Inside View: Legal advice for musicians

Three lessons on navigating the music industry from Mandy Rae Capela, a South African attorney specialising in entertainment law.
Design Indaba Music Circuit 2014. Image: Jonx Pillemer.

Music is something that demands to be felt, connecting people and opening the soul to new experiences. It is a universal language we can all understand. Legal language, however, is not. Many talented emerging artists not only struggle to break into the market, but once they are in it, battle to navigate the legal framework that governs the industry. Attorney Mandy Rae Capela, who previously worked for Schindlers Attorneys and Semopa Entertainment, has provided legal council to musicians such as Hugh Masekela. Here she shares three vital lessons for anyone entering the music business.  

Lesson #1 – Make connections 

As an artist, you should be attending other gigs around town and getting to know the local music scene. If you attend many gigs, you will have the opportunity to meet band managers. This is a good way to start interacting with them – you can even get their advice on moving forward in the industry.

As an emerging artist, you cannot be afraid or shy of approaching people and asking them for their opinions. That being said, you also need to do research, talk to other artists and make sure that the manager you want to take on knows his or her stuff and has your best interests at heart.

Sometimes the music business can be an overwhelming beast and you need to have a good support system. A great manager can really make your career – if he or she has the right contacts, half the work is done for you. Persevere.

Lesson #2 – Know your right to copyright

Perform a 'poor man’s copyright' on your songs. When you create something, a copyright is automatically created over that product. But the issue arises over timing: who had the copyright first? So if you write a song, make sure you email yourself a version of the song as soon as you have completed it. This will time stamp when you created the copyright. In the event of someone else claiming copyright on that song, if they cannot produce an earlier time stamp you will be proved to be the copyright holder.

Lesson #3 – Read the contract

It might seem terribly obvious but read the contract – thoroughly!

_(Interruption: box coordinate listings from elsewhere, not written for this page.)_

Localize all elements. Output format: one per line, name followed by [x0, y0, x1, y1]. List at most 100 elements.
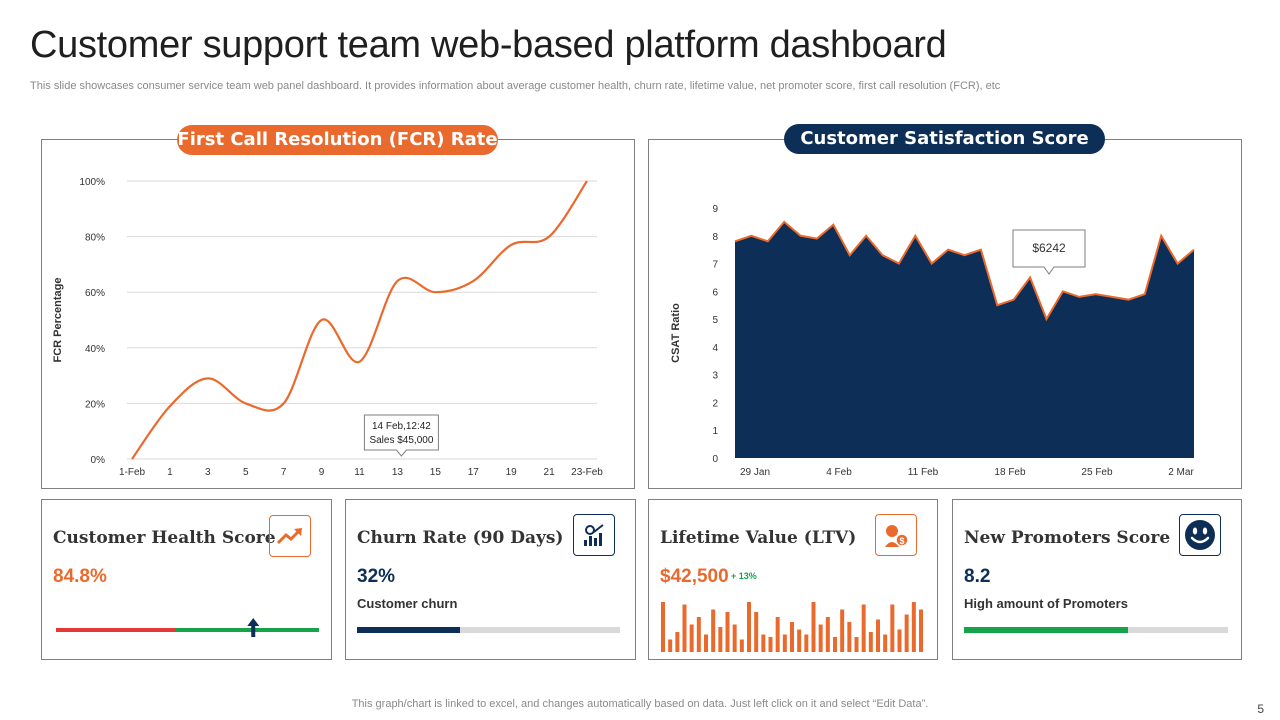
churn-progress-track	[357, 627, 620, 633]
x-tick-label: 1-Feb	[119, 467, 146, 478]
y-tick-label: 4	[712, 343, 718, 354]
y-tick-label: 40%	[85, 344, 105, 355]
x-tick-label: 15	[430, 467, 442, 478]
ltv-bar	[739, 639, 744, 652]
y-tick-label: 2	[712, 398, 718, 409]
fcr-chart-panel: 0% 20% 40% 60% 80% 100% 1-Feb 1 3 5 7 9 11 13 15 17 19 21…	[41, 139, 635, 489]
ltv-bar	[668, 639, 673, 652]
health-indicator-bar	[56, 618, 319, 637]
ltv-bar	[761, 634, 766, 652]
x-tick-label: 3	[205, 467, 211, 478]
x-tick-label: 19	[506, 467, 518, 478]
page-subtitle: This slide showcases consumer service te…	[30, 80, 1001, 92]
ltv-bar	[775, 617, 780, 652]
y-tick-label: 8	[712, 232, 718, 243]
ltv-bar	[725, 612, 730, 652]
x-tick-label: 5	[243, 467, 249, 478]
y-tick-label: 100%	[79, 177, 105, 188]
promoters-progress-track	[964, 627, 1228, 633]
lifetime-value-card: Lifetime Value (LTV) $ $42,500 + 13%	[648, 499, 938, 660]
y-tick-label: 3	[712, 371, 718, 382]
tooltip-box	[363, 414, 439, 457]
csat-chart-panel: 0 1 2 3 4 5 6 7 8 9 29 Jan 4 Feb 11 Feb 18 Feb 25 Feb 2…	[648, 139, 1242, 489]
new-promoters-card: New Promoters Score 8.2 High amount of P…	[952, 499, 1242, 660]
y-tick-label: 80%	[85, 233, 105, 244]
x-tick-label: 17	[468, 467, 480, 478]
callout-box	[1012, 229, 1086, 275]
ltv-bar	[861, 604, 866, 652]
x-tick-label: 23-Feb	[571, 467, 603, 478]
tooltip-line-2: Sales $45,000	[369, 435, 433, 446]
card-value: 32%	[357, 566, 396, 587]
x-tick-label: 11 Feb	[908, 467, 939, 478]
ltv-bar	[782, 634, 787, 652]
ltv-bar	[747, 602, 751, 652]
trending-up-icon	[269, 515, 311, 557]
csat-callout: $6242	[1012, 229, 1086, 275]
customer-health-card: Customer Health Score 84.8%	[41, 499, 332, 660]
ltv-bar	[696, 617, 701, 652]
x-tick-label: 11	[354, 467, 365, 478]
card-title: Churn Rate (90 Days)	[357, 528, 564, 548]
x-tick-label: 13	[392, 467, 404, 478]
fcr-tooltip: 14 Feb,12:42 Sales $45,000	[363, 414, 439, 457]
y-tick-label: 0%	[91, 455, 106, 466]
ltv-bar	[704, 634, 708, 652]
ltv-bar	[682, 604, 687, 652]
card-subtitle: Customer churn	[357, 596, 458, 611]
card-title: Lifetime Value (LTV)	[660, 528, 857, 548]
ltv-bar	[811, 602, 816, 652]
ltv-bar	[804, 634, 809, 652]
ltv-bar	[661, 602, 665, 652]
y-tick-label: 0	[712, 454, 718, 465]
ltv-bar	[768, 637, 773, 652]
x-tick-label: 25 Feb	[1081, 467, 1113, 478]
y-axis-label: FCR Percentage	[52, 278, 64, 363]
card-subtitle: High amount of Promoters	[964, 596, 1128, 611]
card-value: 84.8%	[53, 566, 107, 587]
fcr-chart-title: First Call Resolution (FCR) Rate	[177, 125, 498, 155]
x-tick-label: 18 Feb	[994, 467, 1026, 478]
ltv-bar	[847, 622, 852, 652]
ltv-bar	[919, 609, 923, 652]
ltv-bar	[840, 609, 845, 652]
ltv-bar	[825, 617, 830, 652]
ltv-bar	[854, 637, 859, 652]
csat-area	[735, 221, 1194, 458]
promoters-progress-fill	[964, 627, 1128, 633]
card-title: New Promoters Score	[964, 528, 1171, 548]
fcr-chart: 0%20%40%60%80%100%1-Feb 1 3 5 7 9 11 13 15 17 19 21…	[52, 177, 603, 478]
y-tick-label: 5	[712, 315, 718, 326]
customer-money-icon: $	[875, 514, 917, 556]
ltv-bar	[868, 632, 873, 652]
page-title: Customer support team web-based platform…	[30, 24, 947, 66]
smiley-face-icon	[1179, 514, 1221, 556]
x-tick-label: 2 Mar	[1168, 467, 1194, 478]
ltv-bar	[711, 609, 716, 652]
ltv-delta: + 13%	[731, 571, 757, 581]
y-tick-label: 1	[712, 426, 718, 437]
y-tick-label: 7	[712, 260, 718, 271]
ltv-bar	[904, 614, 909, 652]
ltv-bar	[883, 634, 888, 652]
y-tick-label: 20%	[85, 399, 105, 410]
ltv-bar	[675, 632, 680, 652]
ltv-bar	[797, 629, 802, 652]
ltv-bar	[890, 604, 895, 652]
ltv-bar	[876, 619, 880, 652]
ltv-bar	[790, 622, 794, 652]
churn-progress-fill	[357, 627, 460, 633]
ltv-bar	[732, 624, 737, 652]
ltv-bar	[818, 624, 823, 652]
x-tick-label: 1	[167, 467, 173, 478]
y-axis-label: CSAT Ratio	[670, 303, 682, 363]
ltv-bar	[897, 629, 902, 652]
ltv-bar	[911, 602, 916, 652]
ltv-bar	[689, 624, 694, 652]
card-value: 8.2	[964, 566, 991, 587]
x-tick-label: 9	[319, 467, 325, 478]
x-tick-label: 7	[281, 467, 287, 478]
card-title: Customer Health Score	[53, 528, 276, 548]
churn-rate-card: Churn Rate (90 Days) 32% Customer churn	[345, 499, 636, 660]
footnote: This graph/chart is linked to excel, and…	[351, 698, 929, 710]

Young artists will often do anything to 'make it', which could mean signing a contract that ties them in to some unsavoury commitments. There are too many horror stories of now-famous South African bands that were tied into deals that left them penniless for years because they didn’t understand what they were signing. Always get an unbiased second opinion on the contract, preferably a legal opinion. This is the one time that you should get it right the first time, so spend the money on proper legal services upfront rather than paying for it later.